(PSYCHIATRIC TIMES) - In recent months, it's been the rare week that doesn't come with a report about the dangers of antidepressants. These drugs do have their drawbacks, but the dangers they pose are not their main problem. Their biggest shortcoming is that they don't work very well; fewer than half of the patients treated with them get complete relief, and that relief takes an unacceptably long time—2 to 3 weeks—to kick in.
This is why a recent report1 showing that a single infusion of ketamine relieves depressive symptoms immediately and robustly and that the relief persists deserves more than passing interest. It holds out the possibility of a new class of antidepressants, far more effective than the ones we have now.
This is not the first time that ketamine has been shown to be a powerful antidepressant. A similar study, reported in 2000, came up with identical results.2 Like the current study, the previous one compared a single ketamine infusion with a saline infusion. Ketamine brought relief of depressive symptoms within hours and the relief lasted for several days. A study reported in 2002 using a very different approach reached similar conclusions.3 Patients with major depression who underwent orthopedic surgery were randomly assigned to receive ketamine as part of their anesthesia regimen. Only the group who received ketamine showed postoperative relief of depression.
BUT IT'S PSYCHEDELIC
Like its cousin, phencyclidine, ketamine is a selective and potent N-methyl-d-aspartate (NMDA) receptor antagonist. It is approved for use as an anesthetic and is used in the treatment of chronic pain. Ketamine is also used recreationally and has potential for abuse. It produces short-lived perceptual distortion, other psychotomimetic effects, and euphoria. But these psychedelic properties, although experienced by many of the patients in these studies, appear to be independent of the antidepressant effect. The psychotomimetic effects occur within minutes and last for less than 2 hours, whereas the antidepressant effects begin as the psychotomimetic effects subside and persist for days. Robert Berman, MD,2 first author of the report published in 2000, notes that the depressed patient who showed the most dramatic antidepressant response with ketamine experienced no ketamine-related psychotic symptoms.
Although the current report describing ketamine's rapid and potent relief of depression has garnered attention in both the scientific and general media, Berman and colleagues' report was ignored. Now an adjunct assistant clinical professor of psychiatry at Yale University in New Haven, Connecticut, Berman suspects that the scientific community may be more open to the idea that an NMDA receptor antagonist could be an antidepressant. The monoamine hypothesis of depression, which has dominated both depression research and drug development for the past 40 years, is beginning to lose its grip in the face of several lines of evidence, including the shortcomings of current antidepressants. Among that evidence are data that clearly implicate NMDA, a glutamate receptor, in the action of antidepressants: NMDA receptor antagonists have antidepressant effects in animal models of depression; almost all antidepressants when given long-term modify NMDA receptor function in a time frame consistent with their delayed therapeutic effects; and, antidepressants alter the expression of messenger RNA that encodes NMDA receptor subunits.1
Carlos Zarate, MD, lead author of the current report, points out that although the glutamate system may well play a role in the action of antidepressants, this does not necessarily implicate it in the cause or pathophysiology of depression. The little available data on the link between depression and the glutamate system—one study showed that depressed patients have elevated levels of glutamate in the occipital cortex4—is less than convincing so far.
Notwithstanding the significance of the ketamine findings, Berman strikes some cautionary notes. Although both studies were double-blind in principle, the psychedelic symptoms produced by ketamine made it impossible for these studies to be truly double-blind. Depression is notoriously responsive to the placebo effect, and the fact that both the patients and the investigators knew when ketamine or placebo was received might have biased the results in favor of a treatment effect for ketamine.

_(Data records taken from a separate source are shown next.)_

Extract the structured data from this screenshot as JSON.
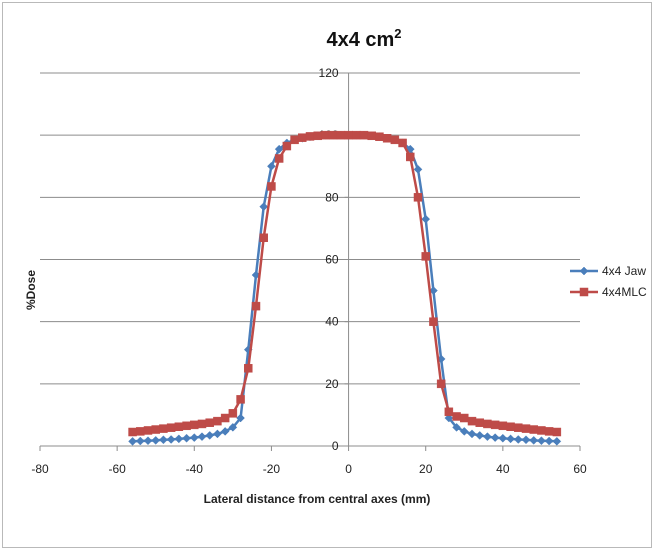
{
  "chart_data": {
    "type": "line",
    "title": "4x4 cm",
    "title_superscript": "2",
    "xlabel": "Lateral distance  from central axes (mm)",
    "ylabel": "%Dose",
    "xlim": [
      -80,
      60
    ],
    "ylim": [
      0,
      120
    ],
    "x_ticks": [
      -80,
      -60,
      -40,
      -20,
      0,
      20,
      40,
      60
    ],
    "y_ticks": [
      0,
      20,
      40,
      60,
      80,
      100,
      120
    ],
    "grid": "horizontal",
    "legend_position": "right",
    "series": [
      {
        "name": "4x4 Jaw",
        "color": "#4a7ebb",
        "marker": "diamond",
        "x": [
          -56,
          -54,
          -52,
          -50,
          -48,
          -46,
          -44,
          -42,
          -40,
          -38,
          -36,
          -34,
          -32,
          -30,
          -28,
          -26,
          -24,
          -22,
          -20,
          -18,
          -16,
          -14,
          -12,
          -10,
          -8,
          -6,
          -4,
          -2,
          0,
          2,
          4,
          6,
          8,
          10,
          12,
          14,
          16,
          18,
          20,
          22,
          24,
          26,
          28,
          30,
          32,
          34,
          36,
          38,
          40,
          42,
          44,
          46,
          48,
          50,
          52,
          54
        ],
        "values": [
          1.5,
          1.6,
          1.7,
          1.8,
          2.0,
          2.1,
          2.3,
          2.5,
          2.7,
          3.0,
          3.4,
          3.9,
          4.7,
          6.0,
          9.0,
          31,
          55,
          77,
          90,
          95.5,
          97.5,
          98.5,
          99,
          99.5,
          99.8,
          100,
          100,
          100,
          100,
          100,
          100,
          99.8,
          99.5,
          99,
          98.5,
          97.5,
          95.5,
          89,
          73,
          50,
          28,
          9.0,
          6.0,
          4.7,
          3.9,
          3.4,
          3.0,
          2.7,
          2.5,
          2.3,
          2.1,
          2.0,
          1.8,
          1.7,
          1.6,
          1.5
        ]
      },
      {
        "name": "4x4MLC",
        "color": "#be4b48",
        "marker": "square",
        "x": [
          -56,
          -54,
          -52,
          -50,
          -48,
          -46,
          -44,
          -42,
          -40,
          -38,
          -36,
          -34,
          -32,
          -30,
          -28,
          -26,
          -24,
          -22,
          -20,
          -18,
          -16,
          -14,
          -12,
          -10,
          -8,
          -6,
          -4,
          -2,
          0,
          2,
          4,
          6,
          8,
          10,
          12,
          14,
          16,
          18,
          20,
          22,
          24,
          26,
          28,
          30,
          32,
          34,
          36,
          38,
          40,
          42,
          44,
          46,
          48,
          50,
          52,
          54
        ],
        "values": [
          4.5,
          4.7,
          5.0,
          5.3,
          5.6,
          5.9,
          6.2,
          6.5,
          6.8,
          7.1,
          7.5,
          8.0,
          9.0,
          10.5,
          15,
          25,
          45,
          67,
          83.5,
          92.5,
          96.5,
          98.5,
          99.2,
          99.6,
          99.8,
          100,
          100,
          100,
          100,
          100,
          100,
          99.8,
          99.5,
          99,
          98.5,
          97.5,
          93,
          80,
          61,
          40,
          20,
          11,
          9.5,
          9.0,
          8.0,
          7.5,
          7.1,
          6.8,
          6.5,
          6.2,
          5.9,
          5.6,
          5.3,
          5.0,
          4.7,
          4.5
        ]
      }
    ]
  }
}
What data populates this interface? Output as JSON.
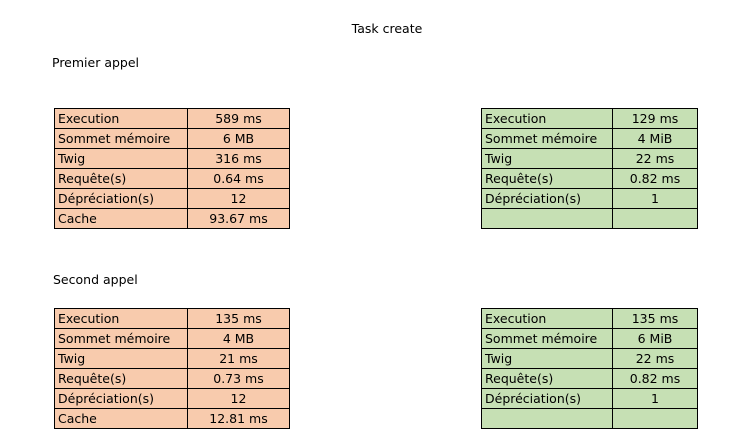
{
  "title": "Task create",
  "sections": [
    {
      "heading": "Premier appel",
      "left_table": [
        {
          "label": "Execution",
          "value": "589 ms"
        },
        {
          "label": "Sommet mémoire",
          "value": "6 MB"
        },
        {
          "label": "Twig",
          "value": "316 ms"
        },
        {
          "label": "Requête(s)",
          "value": "0.64 ms"
        },
        {
          "label": "Dépréciation(s)",
          "value": "12"
        },
        {
          "label": "Cache",
          "value": "93.67 ms"
        }
      ],
      "right_table": [
        {
          "label": "Execution",
          "value": "129 ms"
        },
        {
          "label": "Sommet mémoire",
          "value": "4 MiB"
        },
        {
          "label": "Twig",
          "value": "22 ms"
        },
        {
          "label": "Requête(s)",
          "value": "0.82 ms"
        },
        {
          "label": "Dépréciation(s)",
          "value": "1"
        },
        {
          "label": "",
          "value": ""
        }
      ]
    },
    {
      "heading": "Second appel",
      "left_table": [
        {
          "label": "Execution",
          "value": "135 ms"
        },
        {
          "label": "Sommet mémoire",
          "value": "4 MB"
        },
        {
          "label": "Twig",
          "value": "21 ms"
        },
        {
          "label": "Requête(s)",
          "value": "0.73 ms"
        },
        {
          "label": "Dépréciation(s)",
          "value": "12"
        },
        {
          "label": "Cache",
          "value": "12.81 ms"
        }
      ],
      "right_table": [
        {
          "label": "Execution",
          "value": "135 ms"
        },
        {
          "label": "Sommet mémoire",
          "value": "6 MiB"
        },
        {
          "label": "Twig",
          "value": "22 ms"
        },
        {
          "label": "Requête(s)",
          "value": "0.82 ms"
        },
        {
          "label": "Dépréciation(s)",
          "value": "1"
        },
        {
          "label": "",
          "value": ""
        }
      ]
    }
  ],
  "colors": {
    "left_fill": "#f8cbad",
    "right_fill": "#c6e0b4",
    "border": "#000000"
  }
}
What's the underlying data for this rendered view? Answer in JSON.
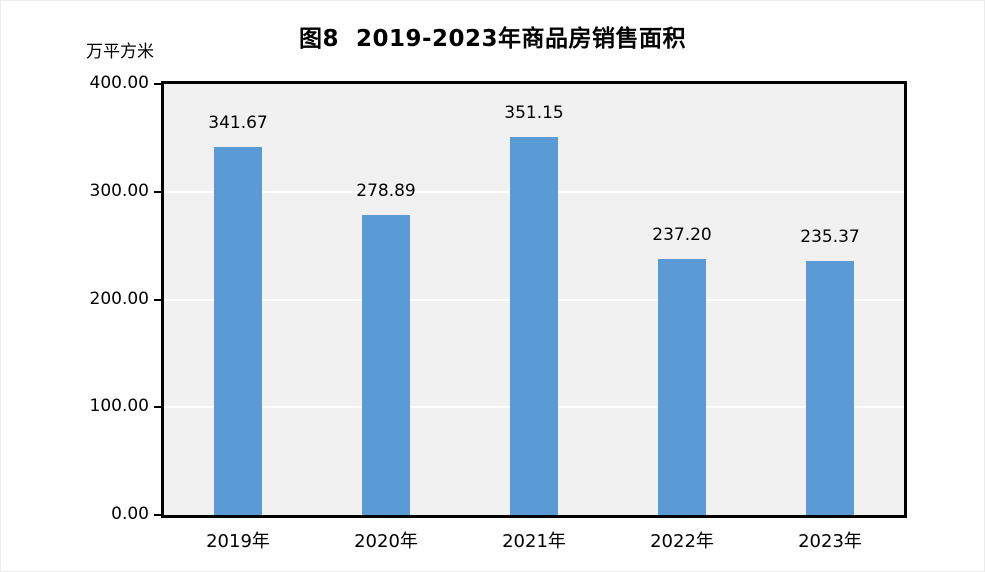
{
  "chart_data": {
    "type": "bar",
    "title": "图8  2019-2023年商品房销售面积",
    "unit_label": "万平方米",
    "categories": [
      "2019年",
      "2020年",
      "2021年",
      "2022年",
      "2023年"
    ],
    "values": [
      341.67,
      278.89,
      351.15,
      237.2,
      235.37
    ],
    "value_labels": [
      "341.67",
      "278.89",
      "351.15",
      "237.20",
      "235.37"
    ],
    "ylabel": "万平方米",
    "xlabel": "",
    "ylim": [
      0,
      400
    ],
    "y_ticks": [
      {
        "value": 400,
        "label": "400.00"
      },
      {
        "value": 300,
        "label": "300.00"
      },
      {
        "value": 200,
        "label": "200.00"
      },
      {
        "value": 100,
        "label": "100.00"
      },
      {
        "value": 0,
        "label": "0.00"
      }
    ],
    "gridlines_at": [
      300,
      200,
      100
    ],
    "grid": "horizontal",
    "legend": "none",
    "colors": {
      "bar": "#5b9bd5",
      "plot_background": "#f1f1f2",
      "gridline": "#ffffff",
      "axis_frame": "#000000",
      "text": "#000000",
      "page_background": "#ffffff"
    }
  }
}
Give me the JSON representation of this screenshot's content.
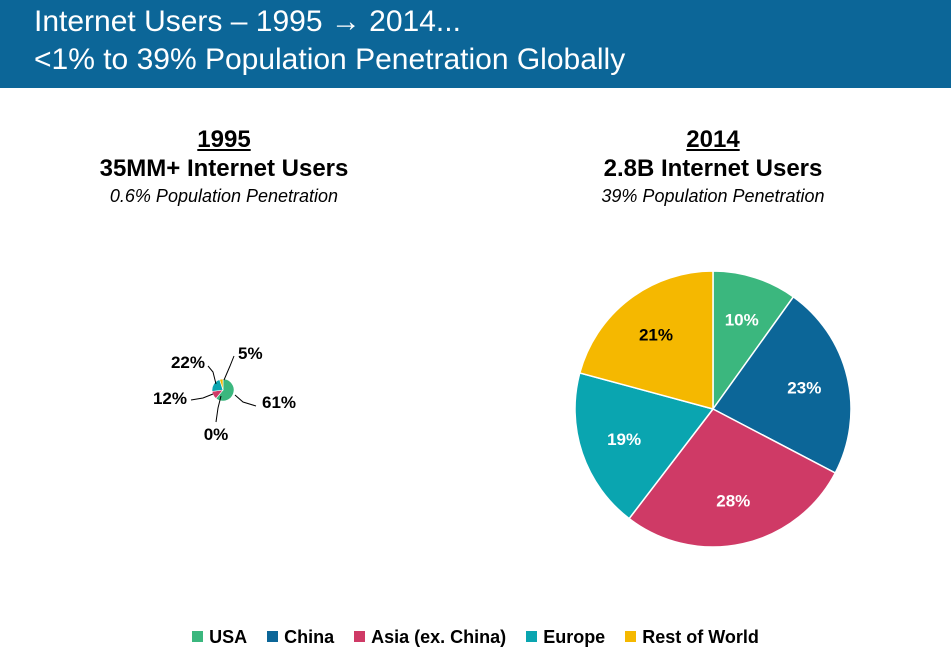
{
  "header": {
    "line1": "Internet Users – 1995 → 2014...",
    "line2": "<1% to 39% Population Penetration Globally"
  },
  "colors": {
    "header_bg": "#0c6698",
    "USA": "#3bb77e",
    "China": "#0c6698",
    "Asia (ex. China)": "#cf3a66",
    "Europe": "#0aa5b0",
    "Rest of World": "#f5b800"
  },
  "legend": [
    "USA",
    "China",
    "Asia (ex. China)",
    "Europe",
    "Rest of World"
  ],
  "chart_data": [
    {
      "type": "pie",
      "year": "1995",
      "title": "35MM+ Internet Users",
      "subtitle": "0.6% Population Penetration",
      "categories": [
        "USA",
        "China",
        "Asia (ex. China)",
        "Europe",
        "Rest of World"
      ],
      "values": [
        61,
        0,
        12,
        22,
        5
      ],
      "labels": [
        "61%",
        "0%",
        "12%",
        "22%",
        "5%"
      ]
    },
    {
      "type": "pie",
      "year": "2014",
      "title": "2.8B Internet Users",
      "subtitle": "39% Population Penetration",
      "categories": [
        "USA",
        "China",
        "Asia (ex. China)",
        "Europe",
        "Rest of World"
      ],
      "values": [
        10,
        23,
        28,
        19,
        21
      ],
      "labels": [
        "10%",
        "23%",
        "28%",
        "19%",
        "21%"
      ]
    }
  ]
}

On the other hand, Berman notes that the original purpose of his study was not to examine the antidepressant effect of ketamine but to assess the cognitive effects of ketamine in depressed patients. The "treatment effect," he says, was a "surprise." The depressed patients in the current study were treatment-resistant; they had not improved with at least 2 previous courses of antidepressant treatment. Such patients have a low rate of response to both further antidepressant treatment and placebo. Thus, although it is not out of the question that the profound antidepressant response to ketamine (71% of the patients showed substantial improvement within 1 day of the ketamine infusion) was a placebo effect, it is unlikely.